6. nov., 2015

DE LA SEMANTIQUE BIEN COMPRISE A UNE RETHORIQUE HONNETE VOILA LE CHEMIN DE LA TOLERANCE BIEN ÉPROUVÉ

Je viens d’entendre sur internet, la polémique entre Christophe Baugrand, journaliste à TF1 et Christine Boutin, relative au propos de cette dernière. La phrase polémique est la suivante : « l’homosexualité est une abomination ».

L’affaire était appelée devant la justice par des associations dont celle de Monsieur Baugrand. Elle est en attente de jugement.

Pourquoi tant de bruit.

Abomination veut dire « qui provoque un sentiment d'horreur, d'aversion. »

Un sentiment est une intuition pouvant conduire à une opinion.

Donc,

Donc, « abomination » veut dire  « qui provoque une intuition d’horreur conduisant à une opinion ».

 

Si je dis l’autisme est une abomination.

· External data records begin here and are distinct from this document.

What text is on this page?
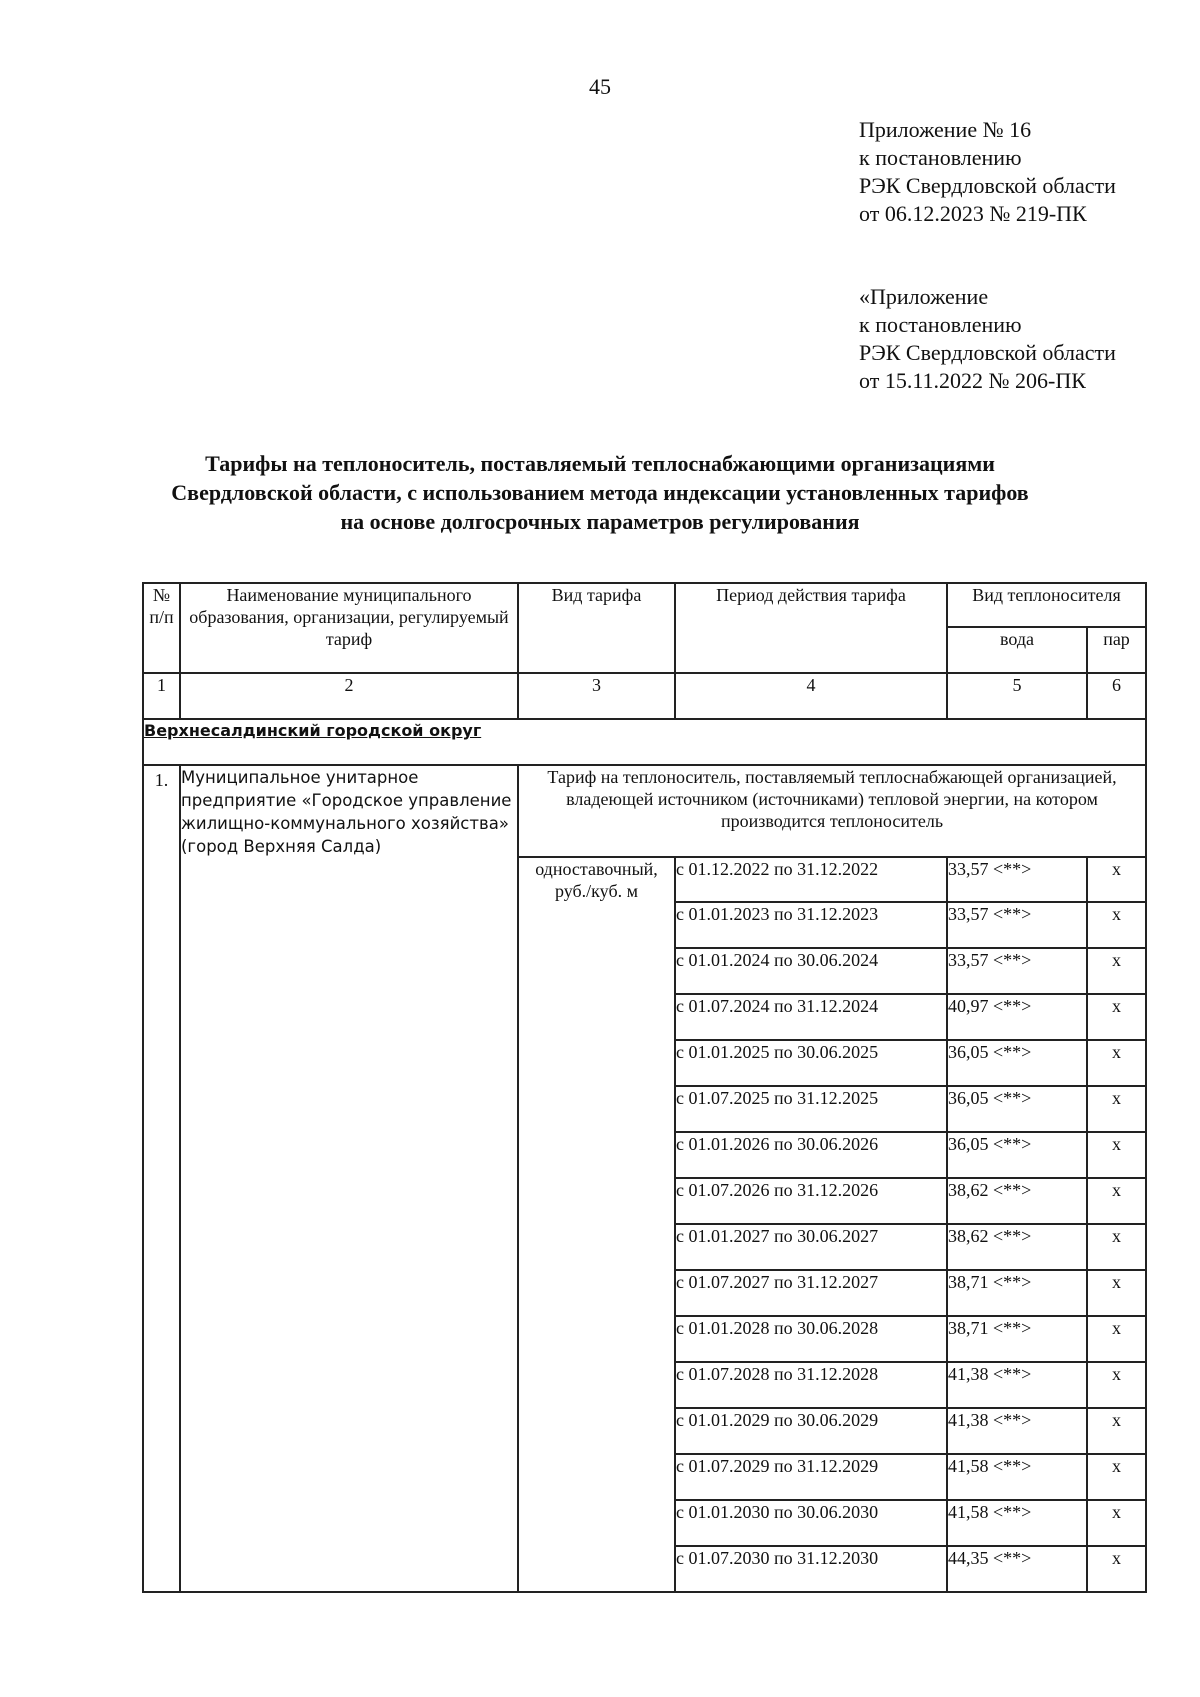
45
Приложение № 16
к постановлению
РЭК Свердловской области
от 06.12.2023 № 219-ПК
«Приложение
к постановлению
РЭК Свердловской области
от 15.11.2022 № 206-ПК
Тарифы на теплоноситель, поставляемый теплоснабжающими организациями
Свердловской области, с использованием метода индексации установленных тарифов
на основе долгосрочных параметров регулирования
№ п/п	Наименование муниципального образования, организации, регулируемый тариф	Вид тарифа	Период действия тарифа	Вид теплоносителя	
				вода	пар
1	2	3	4	5	6
Верхнесалдинский городской округ					
1.	Муниципальное унитарное предприятие «Городское управление жилищно-коммунального хозяйства» (город Верхняя Салда)	Тариф на теплоноситель, поставляемый теплоснабжающей организацией, владеющей источником (источниками) тепловой энергии, на котором производится теплоноситель			
		одноставочный, руб./куб. м	с 01.12.2022 по 31.12.2022	33,57 <**>	х
			с 01.01.2023 по 31.12.2023	33,57 <**>	х
			с 01.01.2024 по 30.06.2024	33,57 <**>	х
			с 01.07.2024 по 31.12.2024	40,97 <**>	х
			с 01.01.2025 по 30.06.2025	36,05 <**>	х
			с 01.07.2025 по 31.12.2025	36,05 <**>	х
			с 01.01.2026 по 30.06.2026	36,05 <**>	х
			с 01.07.2026 по 31.12.2026	38,62 <**>	х
			с 01.01.2027 по 30.06.2027	38,62 <**>	х
			с 01.07.2027 по 31.12.2027	38,71 <**>	х
			с 01.01.2028 по 30.06.2028	38,71 <**>	х
			с 01.07.2028 по 31.12.2028	41,38 <**>	х
			с 01.01.2029 по 30.06.2029	41,38 <**>	х
			с 01.07.2029 по 31.12.2029	41,58 <**>	х
			с 01.01.2030 по 30.06.2030	41,58 <**>	х
			с 01.07.2030 по 31.12.2030	44,35 <**>	х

Qu’ai-je voulu dire ? J’ai voulu dire que l’autisme provoque en moi une intuition d’horreur conduisant à l’opinion que j’ai de cette conjoncture psychique qui touche bon nombre d’individus et certain de mes proches.

Mon propos vise la chose et non  l’individu, bien sûr, car lui ne fait que subir sans avoir choisi même si au bout du compte il peut faire face à la situation.

Ai-je commis, en qualifiant cet état, un acte délictueux ? Je ne le pense pas. Ai-je commis un acte de malveillance à l’égard des personnes dans cet état ? Je ne le pense pas non plus, j’en suis même certain.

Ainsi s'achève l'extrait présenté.